Avant même la naissance de Roger, le petit frère, les ressources de la famille étaient à peine suffisantes, les enfants grandissaient avec bon appétit. Il fallait diminuer la pression du « nombre ». Claire, à sept ans, est déjà vigoureuse et capable de certains travaux. C’est elle qui va partir cet été chez les grands parents maternels, ce sera une bouche de moins à nourrir à la maison. Elle va faire la « métive » (le service dans la ferme des autres).
Elle n’est pas un cas unique. Dans la région, il y a, ainsi, des migrations d’enfants et d’adolescents qui vont d’une commune à l’autre « servir » pendant les gros travaux de l’été. Ils sont au pair, nourris, logés, blanchis. Les aînés travaillent avec les adultes, les plus jeunes font toutes les petites courses, portent à boire et à manger aux moissonneurs, vont chercher un outil oublié… Il leur faut marcher, parfois, des kilomètres chaque jour, quand les champs sont loin des habitations.
La tâche principale de Claire, chez ses grands parents, est d’abord de « toucher » les vaches, c’est-à-dire de les conduire dans la « prée » (la prairie) qui a été prévue la veille. Il faut se lever de bonne heure car les bêtes doivent être au champ de six à neuf heures du matin. A cette heure-là, les taons ne sont pas encore réveillés pour harceler les vaches, les faire « moucher », c’est-à-dire les faire s’emballer au point de revenir comme des folles à l’étable. Mais Claire s’ennuie, seule, dans la prairie. Et parfois elle a tellement peur qu’elle voudrait que les taons se réveillent et poussent toutes les bêtes vers la maison. La grand-mère lui a pourtant appris à tricoter, mais la matinée est longue d’ennui et d’inquiétude…
Pendant ce temps, la grand mère et sa fille, la tante de Claire, font le ménage, préparent le repas de midi, prévoient ce qu’il faudra donner à chaque moissonneur, sa « ration ». Les hommes doivent attendre que le soleil du matin a séché les épis. Ils en profitent pour « pier » (marteler) les faucilles et la faux. Ils meulent les lames de la faucheuse. Quand ils sont prêts à partir, Claire arrive en ramenant les vaches. Elle va repartir au champ avec les hommes.
La faucheuse, tirée par le cheval, arrive à l’entrée du champ. La première chose à faire est de prévoir les liens pour les gerbes. Le grand père et l’oncle font le tour du champ et coupent à la faucille et à la faux le blé plus vert et plus court qui pousse sous les arbres. Ensuite Claire le ramasse en petites brassées et le tord pour former les liens. La faucheuse fait ses va-et-vient dans le champ. Le blé coupé est mis en gerbe, puis disposé en « tésels », en tas de gerbes mises en croix pour finir de sécher. Il sera ensuite charroyé et mis en « barge » (en tas provisoire) en attendant la batterie.
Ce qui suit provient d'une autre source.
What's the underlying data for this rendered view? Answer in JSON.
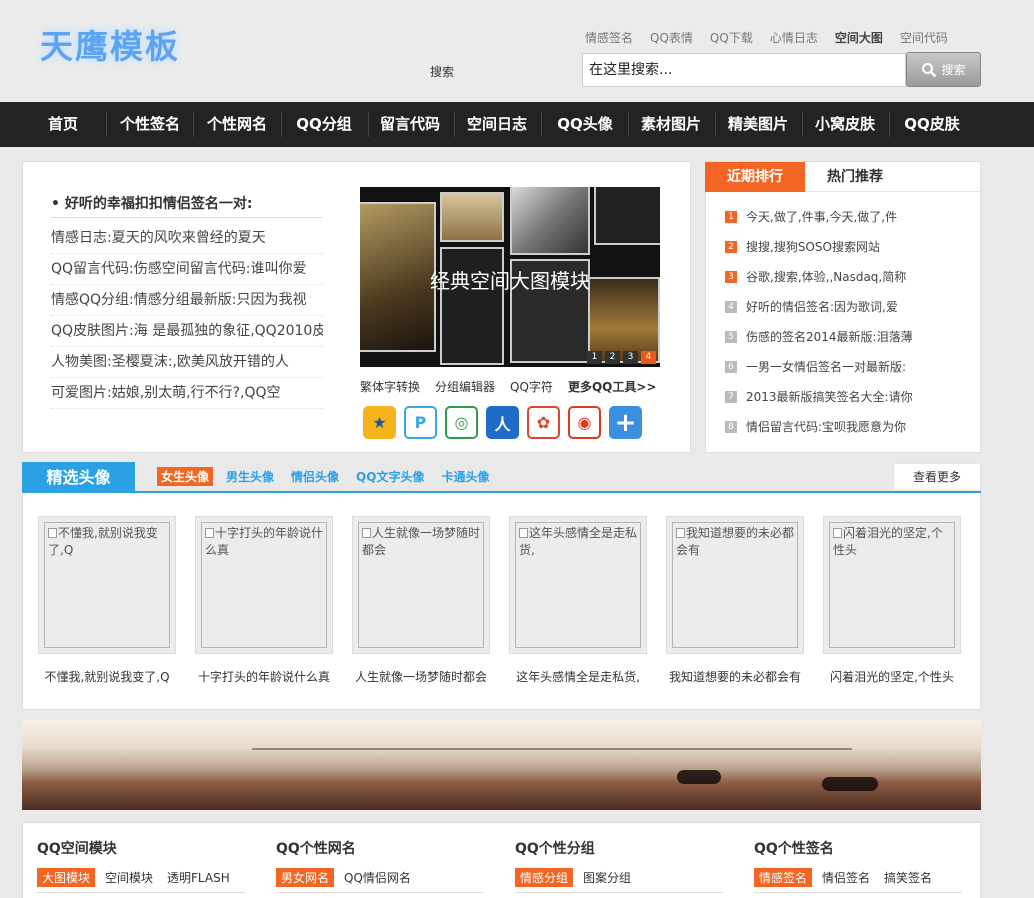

Dans ce village-là aussi, on fête la fin de la moisson. On l’appelle « la parbatte ». On y danse sur l’aire à battre. Claire gardera même le souvenir d’être emportée dans les bras d’un jeune homme qui la fait valser avec lui, un bon moment. Quelques instants de repos, de rémission, d’insouciance.
Jusqu’au jour où sonne, au clocher du village, un étrange tintement. Les gens se regardent, avec effroi. « C’est le tocsin ! C’est la guerre ! ». On en parlait depuis longtemps comme d’une tempête d’hommes, très loin, à peine perceptible. Et maintenant, ils sont là, les hommes qui vont partir. Deux du village, le parrain de Claire et un voisin. Et ils sont là, tous les gens du village, sur les bords de la route. Et ils disent au revoir à ceux qui ne reviendront peut-être pas… Et les pleurs restent au fond de la gorge.
Claire entend dire, à ce moment, qu’une aurore boréale avait annoncé le malheur, quelques semaines auparavant. Grand Père l’a-t-il remarquée ? Il a beaucoup changé, comme si un chagrin énorme tombait sur lui. Il sait ce qu’est la guerre. Il l’a vécue dans les tranchées. Il a perdu son sourire, il est plongé dans un grand silence, dans une angoisse lourde. La métive va se terminer, le bal est clos, la douleur va prendre la suite.